Assim se deram algumas das grandes “crises” que o Brasil enfrentou desde que o governo Lula se instalou no poder, como o “caos aéreo”, a “epidemia de febre amarela” e a “gripe suína”. Má fé, incapacidade técnica, preguiça, preconceito ideológico e a crença de que a mídia deve ser “de oposição” a qualquer custo, mesmo que ao fazer isso atropele a verdade, levaram a mídia corporativa a exagerar, distorcer ou repercutir acriticamente informações que, mais tarde, se demonstrou serem exageradas ou simplesmente fictícias.
No episódio da febre amarela, por exemplo, o texto-símbolo em minha opinião foi o “Alerta Amarelo”, de Eliane Cantanhêde, da Folha de S. Paulo, em que a jornalista incentivou todos os brasileiros a correr para o posto de saúde e tomar a vacina, independentemente das contra-indicações existentes.
Ela escreveu:
Bem, o Orçamento, os impostos e os cortes de gastos estão a mil por hora em Brasília neste pós-CPMF, com ministros do Executivo, todo o Legislativo e o Judiciário em pânico diante da tesoura da área econômica do governo. O fantasma da febre amarela, portanto, paira sobre o país como um alerta num momento crucial, para que a saúde e a educação sejam preservadas antes de tudo o mais. Senão, Lula, o aedes aegypti vem, pica e mata sabe-se lá quantos neste ano – e nos seguintes.
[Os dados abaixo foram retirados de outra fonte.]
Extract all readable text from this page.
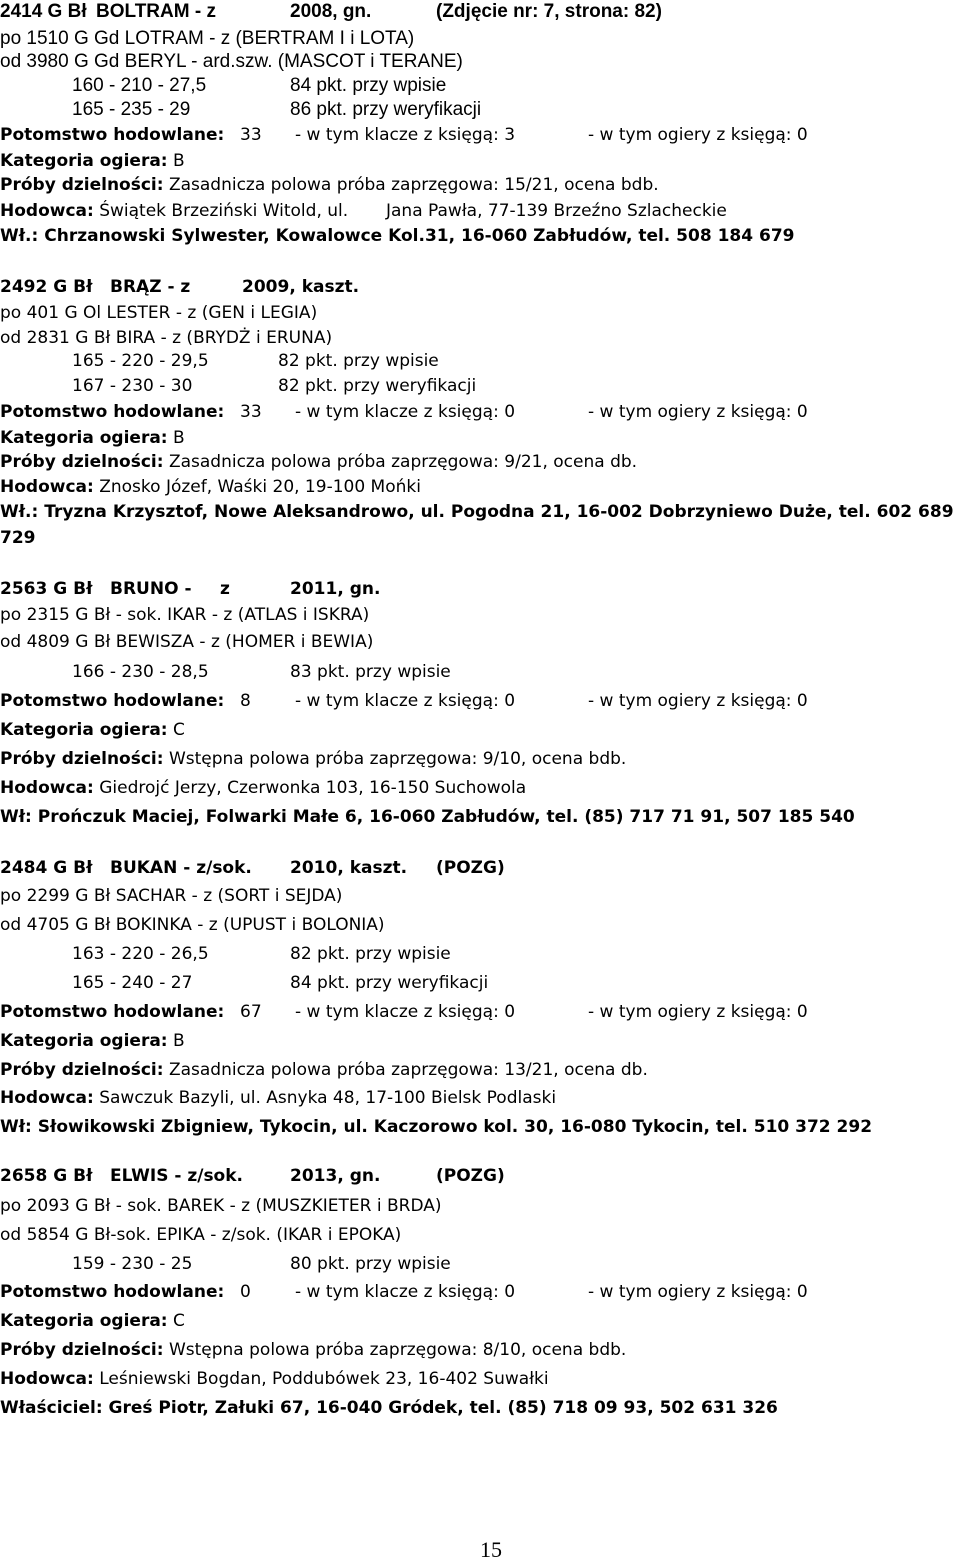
2414 G Bł BOLTRAM - z	2008, gn.	(Zdjęcie nr: 7, strona: 82)
po 1510 G Gd LOTRAM - z (BERTRAM I i LOTA)
od 3980 G Gd BERYL - ard.szw. (MASCOT i TERANE)
160 - 210 - 27,5	84 pkt. przy wpisie
165 - 235 - 29	86 pkt. przy weryfikacji
Potomstwo hodowlane: 33 - w tym klacze z księgą: 3	- w tym ogiery z księgą: 0
Kategoria ogiera: B
Próby dzielności: Zasadnicza polowa próba zaprzęgowa: 15/21, ocena bdb.
Hodowca: Świątek Brzeziński Witold, ul. Jana Pawła, 77-139 Brzeźno Szlacheckie
Wł.: Chrzanowski Sylwester, Kowalowce Kol.31, 16-060 Zabłudów, tel. 508 184 679
2492 G Bł BRĄZ - z	2009, kaszt.
po 401 G Ol LESTER - z (GEN i LEGIA)
od 2831 G Bł BIRA - z (BRYDŻ i ERUNA)
165 - 220 - 29,5	82 pkt. przy wpisie
167 - 230 - 30	82 pkt. przy weryfikacji
Potomstwo hodowlane: 33 - w tym klacze z księgą: 0	- w tym ogiery z księgą: 0
Kategoria ogiera: B
Próby dzielności: Zasadnicza polowa próba zaprzęgowa: 9/21, ocena db.
Hodowca: Znosko Józef, Waśki 20, 19-100 Mońki
Wł.: Tryzna Krzysztof, Nowe Aleksandrowo, ul. Pogodna 21, 16-002 Dobrzyniewo Duże, tel. 602 689
729
2563 G Bł BRUNO - z	2011, gn.
po 2315 G Bł - sok. IKAR - z (ATLAS i ISKRA)
od 4809 G Bł BEWISZA - z (HOMER i BEWIA)
166 - 230 - 28,5	83 pkt. przy wpisie
Potomstwo hodowlane: 8	- w tym klacze z księgą: 0	- w tym ogiery z księgą: 0
Kategoria ogiera: C
Próby dzielności: Wstępna polowa próba zaprzęgowa: 9/10, ocena bdb.
Hodowca: Giedrojć Jerzy, Czerwonka 103, 16-150 Suchowola
Wł: Prończuk Maciej, Folwarki Małe 6, 16-060 Zabłudów, tel. (85) 717 71 91, 507 185 540
2484 G Bł BUKAN - z/sok. 2010, kaszt. (POZG)
po 2299 G Bł SACHAR - z (SORT i SEJDA)
od 4705 G Bł BOKINKA - z (UPUST i BOLONIA)
163 - 220 - 26,5	82 pkt. przy wpisie
165 - 240 - 27	84 pkt. przy weryfikacji
Potomstwo hodowlane: 67 - w tym klacze z księgą: 0	- w tym ogiery z księgą: 0
Kategoria ogiera: B
Próby dzielności: Zasadnicza polowa próba zaprzęgowa: 13/21, ocena db.
Hodowca: Sawczuk Bazyli, ul. Asnyka 48, 17-100 Bielsk Podlaski
Wł: Słowikowski Zbigniew, Tykocin, ul. Kaczorowo kol. 30, 16-080 Tykocin, tel. 510 372 292
2658 G Bł ELWIS - z/sok.	2013, gn.	(POZG)
po 2093 G Bł - sok. BAREK - z (MUSZKIETER i BRDA)
od 5854 G Bł-sok. EPIKA - z/sok. (IKAR i EPOKA)
159 - 230 - 25	80 pkt. przy wpisie
Potomstwo hodowlane: 0	- w tym klacze z księgą: 0	- w tym ogiery z księgą: 0
Kategoria ogiera: C
Próby dzielności: Wstępna polowa próba zaprzęgowa: 8/10, ocena bdb.
Hodowca: Leśniewski Bogdan, Poddubówek 23, 16-402 Suwałki
Właściciel: Greś Piotr, Załuki 67, 16-040 Gródek, tel. (85) 718 09 93, 502 631 326
15
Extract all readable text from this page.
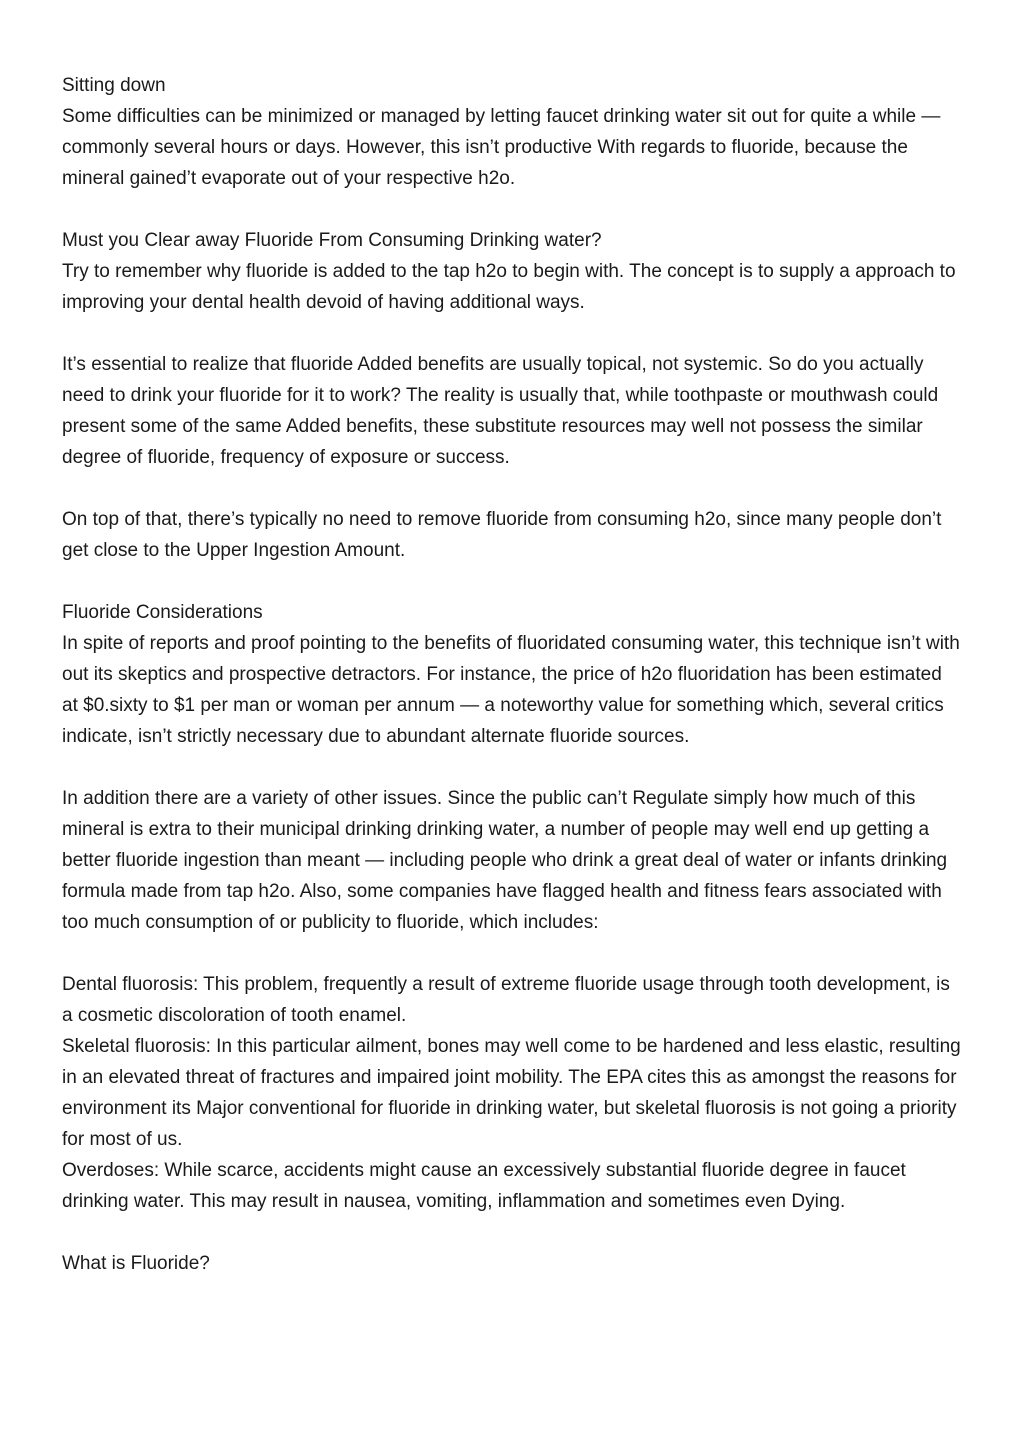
Sitting down

Some difficulties can be minimized or managed by letting faucet drinking water sit out for quite a while — commonly several hours or days. However, this isn’t productive With regards to fluoride, because the mineral gained’t evaporate out of your respective h2o.

Must you Clear away Fluoride From Consuming Drinking water?

Try to remember why fluoride is added to the tap h2o to begin with. The concept is to supply a approach to improving your dental health devoid of having additional ways.

It’s essential to realize that fluoride Added benefits are usually topical, not systemic. So do you actually need to drink your fluoride for it to work? The reality is usually that, while toothpaste or mouthwash could present some of the same Added benefits, these substitute resources may well not possess the similar degree of fluoride, frequency of exposure or success.

On top of that, there’s typically no need to remove fluoride from consuming h2o, since many people don’t get close to the Upper Ingestion Amount.

Fluoride Considerations

In spite of reports and proof pointing to the benefits of fluoridated consuming water, this technique isn’t with out its skeptics and prospective detractors. For instance, the price of h2o fluoridation has been estimated at $0.sixty to $1 per man or woman per annum — a noteworthy value for something which, several critics indicate, isn’t strictly necessary due to abundant alternate fluoride sources.

In addition there are a variety of other issues. Since the public can’t Regulate simply how much of this mineral is extra to their municipal drinking drinking water, a number of people may well end up getting a better fluoride ingestion than meant — including people who drink a great deal of water or infants drinking formula made from tap h2o. Also, some companies have flagged health and fitness fears associated with too much consumption of or publicity to fluoride, which includes:

Dental fluorosis: This problem, frequently a result of extreme fluoride usage through tooth development, is a cosmetic discoloration of tooth enamel.

Skeletal fluorosis: In this particular ailment, bones may well come to be hardened and less elastic, resulting in an elevated threat of fractures and impaired joint mobility. The EPA cites this as amongst the reasons for environment its Major conventional for fluoride in drinking water, but skeletal fluorosis is not going a priority for most of us.

Overdoses: While scarce, accidents might cause an excessively substantial fluoride degree in faucet drinking water. This may result in nausea, vomiting, inflammation and sometimes even Dying.

What is Fluoride?
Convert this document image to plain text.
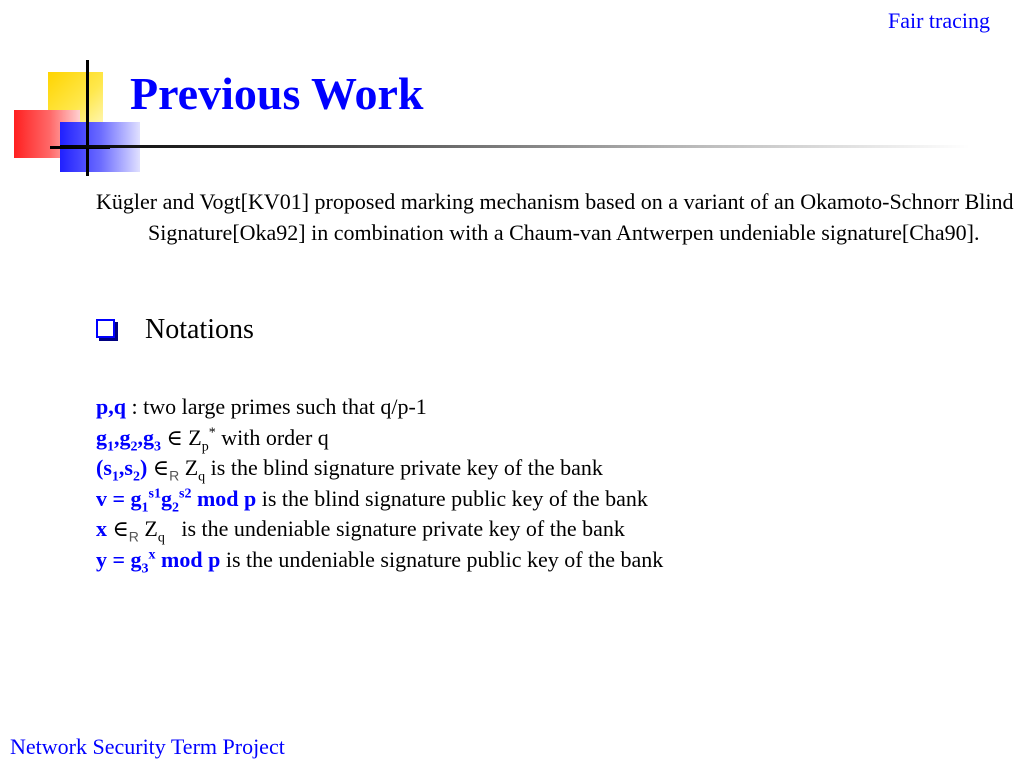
Fair tracing
Previous Work
Kügler and Vogt[KV01] proposed marking mechanism based on a variant of an Okamoto-Schnorr Blind Signature[Oka92] in combination with a Chaum-van Antwerpen undeniable signature[Cha90].
Notations
p,q : two large primes such that q/p-1
$g_1,g_2,g_3$ ∈ $Z_p^*$ with order q
$(s_1,s_2)$ $\in_R$ $Z_q$ is the blind signature private key of the bank
$v = g_1^{s1}g_2^{s2}$ mod p is the blind signature public key of the bank
x $\in_R$ $Z_q$   is the undeniable signature private key of the bank
$y = g_3^x$ mod p is the undeniable signature public key of the bank
Network Security Term Project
O alerta da colunista foi apenas um texto irresponsável no conjunto da obra do mau jornalismo. A vacinação disparou. Gente que não precisava ou não podia ter tomado a vacina, tomou. Houve pelo menos um caso de morte que poderia ter sido evitado. E a febre amarela? O número de casos foi inferior ao registrado em anos anteriores, quando não houve o mesmo alarde.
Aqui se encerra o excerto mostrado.